To the calls of coward/selfish/faggot, etc, I understand. I'll take it. How much pain this will cause, in particular, my Mum isn't something I treat lightly. However, ultimately after considering it for a long time, I've slowly but surely overcome it as I know it just needs to be done. I'll explain all of this in the suicide video and hopefully it'll eliminate/minimise any feelings of guilt/hatred, etc. that anyone might be holding on to. I just want to leave. It's almost like I wish there was a war I could go to and throw my life away gallantly at.

I'm not giving you my money, my best friend and family will get everything I have.

To the suggestions of modifying my orientation to having it hate-based; that's happened to me a bit now and all it does is ultimately intensify my own self-loathing as I realise how much further down the path of being a horrible person I've gone. It's the complete opposite of the impact I want to have on the world, so instead I'm just ending it now before it gets any worse.

To the suggestions of exit-bag, etc; I would prefer that but unfortunately they're hard to obtain and there's a hardware store up the road from me where there's great rope for $2.60/m. I just want the outcome now. Preferences for comfort have gone out the window.

Have I captured all the comments?

>over the last 3 years I've lost everything

Mate, you sound depressed, I know it sucks and I know a lot can happen in 3 years, but things can turn around just as easily in that time. Depression can be treated, if you're willing to accept help. I hope you don't do it, you'd hurt a lot of people, more than you probably realize.

see

OMG what a fucking pussy

Don't even question it, see your suicide as a selfish act, a present for your self actually. Yes they will be in pain they will suffer but if you think that you will be better and they will get stronger do it.

...

Are you from Victoria?

R, sorry to hear you are suffering. What stands out to me is you say your losses are unrecoverable. That is a word of extremes. Why is what you have lost unrecoverable? Can you reinvent yourself rather than trying to recover the past?

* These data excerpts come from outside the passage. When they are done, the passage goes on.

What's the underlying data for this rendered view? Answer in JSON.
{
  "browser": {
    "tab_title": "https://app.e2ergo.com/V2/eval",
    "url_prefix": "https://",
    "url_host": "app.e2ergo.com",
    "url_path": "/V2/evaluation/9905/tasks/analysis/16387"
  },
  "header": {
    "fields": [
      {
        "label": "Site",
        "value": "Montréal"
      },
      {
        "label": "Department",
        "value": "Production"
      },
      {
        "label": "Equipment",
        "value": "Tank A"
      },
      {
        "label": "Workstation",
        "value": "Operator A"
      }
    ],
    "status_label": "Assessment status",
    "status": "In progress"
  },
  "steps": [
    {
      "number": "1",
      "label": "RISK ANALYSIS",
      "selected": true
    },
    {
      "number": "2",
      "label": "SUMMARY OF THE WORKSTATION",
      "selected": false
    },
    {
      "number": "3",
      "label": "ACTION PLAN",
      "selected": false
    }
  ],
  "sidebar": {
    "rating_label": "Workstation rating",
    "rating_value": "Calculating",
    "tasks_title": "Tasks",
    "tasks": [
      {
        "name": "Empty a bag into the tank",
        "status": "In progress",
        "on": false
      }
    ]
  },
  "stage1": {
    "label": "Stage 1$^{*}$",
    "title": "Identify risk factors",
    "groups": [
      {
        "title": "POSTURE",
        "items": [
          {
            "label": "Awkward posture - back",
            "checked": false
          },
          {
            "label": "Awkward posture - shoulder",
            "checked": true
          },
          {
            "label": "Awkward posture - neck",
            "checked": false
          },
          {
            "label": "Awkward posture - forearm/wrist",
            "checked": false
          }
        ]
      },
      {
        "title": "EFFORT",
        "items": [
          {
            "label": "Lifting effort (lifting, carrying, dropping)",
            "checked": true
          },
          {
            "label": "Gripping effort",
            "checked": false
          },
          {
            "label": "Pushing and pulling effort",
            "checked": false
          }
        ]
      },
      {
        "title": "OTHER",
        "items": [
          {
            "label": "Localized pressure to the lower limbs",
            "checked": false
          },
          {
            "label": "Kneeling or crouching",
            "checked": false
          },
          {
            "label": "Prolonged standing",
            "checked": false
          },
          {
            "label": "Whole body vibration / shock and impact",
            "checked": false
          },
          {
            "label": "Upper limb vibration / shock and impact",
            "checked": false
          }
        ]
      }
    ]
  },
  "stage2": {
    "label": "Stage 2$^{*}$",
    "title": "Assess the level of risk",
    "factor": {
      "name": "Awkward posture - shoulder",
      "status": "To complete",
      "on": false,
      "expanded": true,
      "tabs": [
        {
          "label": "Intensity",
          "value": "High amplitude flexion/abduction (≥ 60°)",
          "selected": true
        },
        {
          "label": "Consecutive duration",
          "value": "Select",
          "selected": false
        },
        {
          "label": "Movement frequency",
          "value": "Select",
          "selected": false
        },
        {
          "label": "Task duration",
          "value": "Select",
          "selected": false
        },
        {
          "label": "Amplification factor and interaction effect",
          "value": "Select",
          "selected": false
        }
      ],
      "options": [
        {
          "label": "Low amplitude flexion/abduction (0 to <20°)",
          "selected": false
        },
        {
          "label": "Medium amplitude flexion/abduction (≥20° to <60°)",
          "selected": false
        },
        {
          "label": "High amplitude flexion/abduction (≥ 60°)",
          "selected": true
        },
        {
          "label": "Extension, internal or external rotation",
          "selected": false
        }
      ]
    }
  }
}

Safe travels to where you're going, sorry life wasn't kind enough to you Sup Forumsro so you had to do this. I hope you truly have a reason for this and your family aren't the ones to find you. Sup Forums loves you and we'll miss you, you and I have probably argued at some point but I love you R, Sup Forums brings me joy and when one of us commit suicide it's sad and we'll never hurt but I never forget these threads and I hope no one actually goes through with this shit, but be safe Sup Forumsro hope it's painless.

A.

OP, join the kurds in fighting isis. You get to die in battle, and youll be remembered as a hero. That will minimise your familys pain as they will view it as a heroic death rather than a suicide, plus youll be doing something good for the world before you go.

At least consider it.

OP do this, eat with Ragnar in the great halls of Valhalla, go my Aryan brother, to victory after death

checked and read and all good posts

Mine
And ignore You know you didn't write that and I know I did.
By the way, which uni did you go to?

I agree, you write to well to want to die, R.
I myself have started considering suicide, it's been a year and a half since i've felt like i've lost everything. Yesterday I was suicidal, today i'm better. But what I want to say is, although sometimes I think of suicide, I don't think you should do it. I understand all the hopelessness and how you feel, or at least I think I do. I know we each experience it differently, some much more than others and some much less.
But, think about it this way. You're on the ride man, life is a ride. Just keep being in the roller coaster as it takes its course. You never know, you never know what could enter your life. Something that if you had died and could later see from above let's say as a ghost, you'd tell yourself. "Fuck man, if only I had stayed a couple more years."
I love you, R. And my love doesn't come from me knowing you but it comes from me believing that I share the same experience you've been going through and are still going through.
Don't die man, don't die on us.
You seem like a great writer and that's only one thing I could see of you from what you've wrote.
Just try, R.
Just try to keep breathing.

Stop smoking weed motherfucker

oh come on man
you wouldnt have posted on here if you didnt want us to convince you not to do it

more likely you were never going to do it and this is just bait
but if its real youd better read every fucking post on here and reconsider your bullshit

Valhalla awaits only those who have been slain in battle. OP shall not join the Feast of Feasts

30, male, ausfag.

Life is shithouse but I'm not going. To end it. I might have a breakdown, I might just ghost my friends, family, and job and try to start new somewhere else. I might default on the homeloan. My girlfriend will probably kill herself, but odds are she'll do that no matter what I do.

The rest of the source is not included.